Saturday, November 08, 2025

France Is Already Doing This

When I have discussed reduced fertility and possible pro-natalist policies that would help, I not only quote "things to try," and "reasons why we aren't having children," but my commenters are likely to offer their own ideas. However...

France has already implemented most of the modern pro-natalist wish list (reducing income tax rates based on the size of the household, cash payments to mothers at birth, cash allowances for families, subsidized child care, universal paid parental leave, school cost payments, and housing subsidies for families with three or more children), though many of these programs are means-tested, and the French state has been ideologically pro-natalist since the interwar period. In total, France spends about 3.6% of GDP on family programs, rising to 4.7% if you account for the indirect income tax adjustments and pensions benefits (the highest in the OECD). France does have the highest fertility in Europe… but this is largely due to the exceptionally high fertility (TFR = 2.95) of non-European immigrants, who account for 22% of total births. Rather than bringing French fertility to replacement, the French pro-natalist state overwhelmingly subsidizes large families in the massive Arab and African populations (which makes the problems of population decline worse, not better). Contrary to the Age of Malthusian Industrialism hypothesis, native French fertility (TFR = 1.62) is at the high end for Europe but by no means exceptional.

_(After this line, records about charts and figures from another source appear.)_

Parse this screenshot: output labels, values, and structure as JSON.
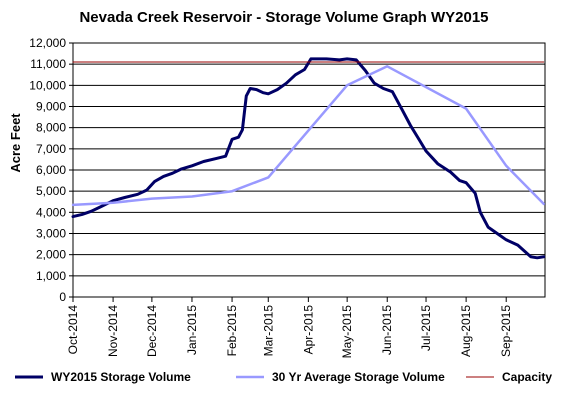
{
  "chart_data": {
    "type": "line",
    "title": "Nevada Creek Reservoir - Storage Volume Graph WY2015",
    "xlabel": "",
    "ylabel": "Acre Feet",
    "ylim": [
      0,
      12000
    ],
    "yticks": [
      "0",
      "1,000",
      "2,000",
      "3,000",
      "4,000",
      "5,000",
      "6,000",
      "7,000",
      "8,000",
      "9,000",
      "10,000",
      "11,000",
      "12,000"
    ],
    "xlim": [
      "2014-10-01",
      "2015-09-30"
    ],
    "xticks": [
      {
        "date": "2014-10-01",
        "label": "Oct-2014"
      },
      {
        "date": "2014-11-01",
        "label": "Nov-2014"
      },
      {
        "date": "2014-12-01",
        "label": "Dec-2014"
      },
      {
        "date": "2015-01-01",
        "label": "Jan-2015"
      },
      {
        "date": "2015-02-01",
        "label": "Feb-2015"
      },
      {
        "date": "2015-03-01",
        "label": "Mar-2015"
      },
      {
        "date": "2015-04-01",
        "label": "Apr-2015"
      },
      {
        "date": "2015-05-01",
        "label": "May-2015"
      },
      {
        "date": "2015-06-01",
        "label": "Jun-2015"
      },
      {
        "date": "2015-07-01",
        "label": "Jul-2015"
      },
      {
        "date": "2015-08-01",
        "label": "Aug-2015"
      },
      {
        "date": "2015-09-01",
        "label": "Sep-2015"
      }
    ],
    "grid": "horizontal",
    "legend_position": "bottom",
    "series": [
      {
        "name": "WY2015 Storage Volume",
        "color": "#000066",
        "points": [
          [
            "2014-10-01",
            3800
          ],
          [
            "2014-10-08",
            3900
          ],
          [
            "2014-10-15",
            4050
          ],
          [
            "2014-10-22",
            4250
          ],
          [
            "2014-11-01",
            4550
          ],
          [
            "2014-11-10",
            4700
          ],
          [
            "2014-11-20",
            4850
          ],
          [
            "2014-11-27",
            5050
          ],
          [
            "2014-12-03",
            5450
          ],
          [
            "2014-12-10",
            5700
          ],
          [
            "2014-12-17",
            5850
          ],
          [
            "2014-12-24",
            6050
          ],
          [
            "2015-01-01",
            6200
          ],
          [
            "2015-01-10",
            6400
          ],
          [
            "2015-01-20",
            6550
          ],
          [
            "2015-01-27",
            6650
          ],
          [
            "2015-02-01",
            7450
          ],
          [
            "2015-02-06",
            7550
          ],
          [
            "2015-02-09",
            7900
          ],
          [
            "2015-02-12",
            9500
          ],
          [
            "2015-02-15",
            9850
          ],
          [
            "2015-02-20",
            9800
          ],
          [
            "2015-02-25",
            9650
          ],
          [
            "2015-03-01",
            9600
          ],
          [
            "2015-03-08",
            9800
          ],
          [
            "2015-03-15",
            10100
          ],
          [
            "2015-03-22",
            10500
          ],
          [
            "2015-03-29",
            10750
          ],
          [
            "2015-04-03",
            11250
          ],
          [
            "2015-04-15",
            11250
          ],
          [
            "2015-04-25",
            11200
          ],
          [
            "2015-05-01",
            11250
          ],
          [
            "2015-05-08",
            11200
          ],
          [
            "2015-05-15",
            10700
          ],
          [
            "2015-05-22",
            10100
          ],
          [
            "2015-05-29",
            9850
          ],
          [
            "2015-06-05",
            9700
          ],
          [
            "2015-06-12",
            8900
          ],
          [
            "2015-06-19",
            8100
          ],
          [
            "2015-06-26",
            7400
          ],
          [
            "2015-07-01",
            6900
          ],
          [
            "2015-07-10",
            6300
          ],
          [
            "2015-07-20",
            5900
          ],
          [
            "2015-07-27",
            5500
          ],
          [
            "2015-08-01",
            5400
          ],
          [
            "2015-08-08",
            4900
          ],
          [
            "2015-08-12",
            4000
          ],
          [
            "2015-08-18",
            3300
          ],
          [
            "2015-08-25",
            3000
          ],
          [
            "2015-09-01",
            2700
          ],
          [
            "2015-09-10",
            2450
          ],
          [
            "2015-09-20",
            1900
          ],
          [
            "2015-09-25",
            1850
          ],
          [
            "2015-09-30",
            1900
          ]
        ]
      },
      {
        "name": "30 Yr Average Storage Volume",
        "color": "#9999ff",
        "points": [
          [
            "2014-10-01",
            4350
          ],
          [
            "2014-11-01",
            4450
          ],
          [
            "2014-12-01",
            4650
          ],
          [
            "2015-01-01",
            4750
          ],
          [
            "2015-02-01",
            5000
          ],
          [
            "2015-03-01",
            5650
          ],
          [
            "2015-05-01",
            10000
          ],
          [
            "2015-06-01",
            10900
          ],
          [
            "2015-08-01",
            8900
          ],
          [
            "2015-09-01",
            6200
          ],
          [
            "2015-09-30",
            4400
          ]
        ]
      },
      {
        "name": "Capacity",
        "color": "#990000",
        "points": [
          [
            "2014-10-01",
            11100
          ],
          [
            "2015-09-30",
            11100
          ]
        ]
      }
    ]
  }
}
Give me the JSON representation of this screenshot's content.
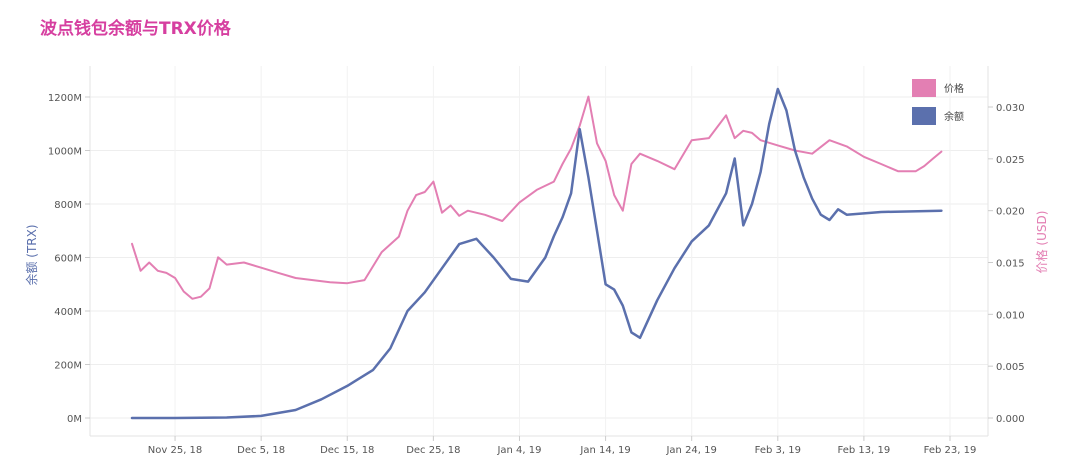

(From Arcotherium at Aporia "Communist Pro-Natalism")

1 comment:

Christopher B said...

Yeah, it's not the economics of having kids. Without extraordinary interventions, the prime age for a woman to bear children in a reasonably modern society is roughly between 18 and 35. Eat up a third of those years with secondary schooling, and another third establishing a career, and most women will likely have one or at most two kids simply because of the delay. This pattern will have downstream impacts as it establishes an overall social pattern of women delaying marriage, delaying child-rearing, and having small families. I don't know that there would be any acceptable incentives that would result in a shift to earlier marriage and child-bearing, and having a larger family. Maybe the apparent shift away from stints of lengthy post-secondary education for men will inspire a similar transition for women.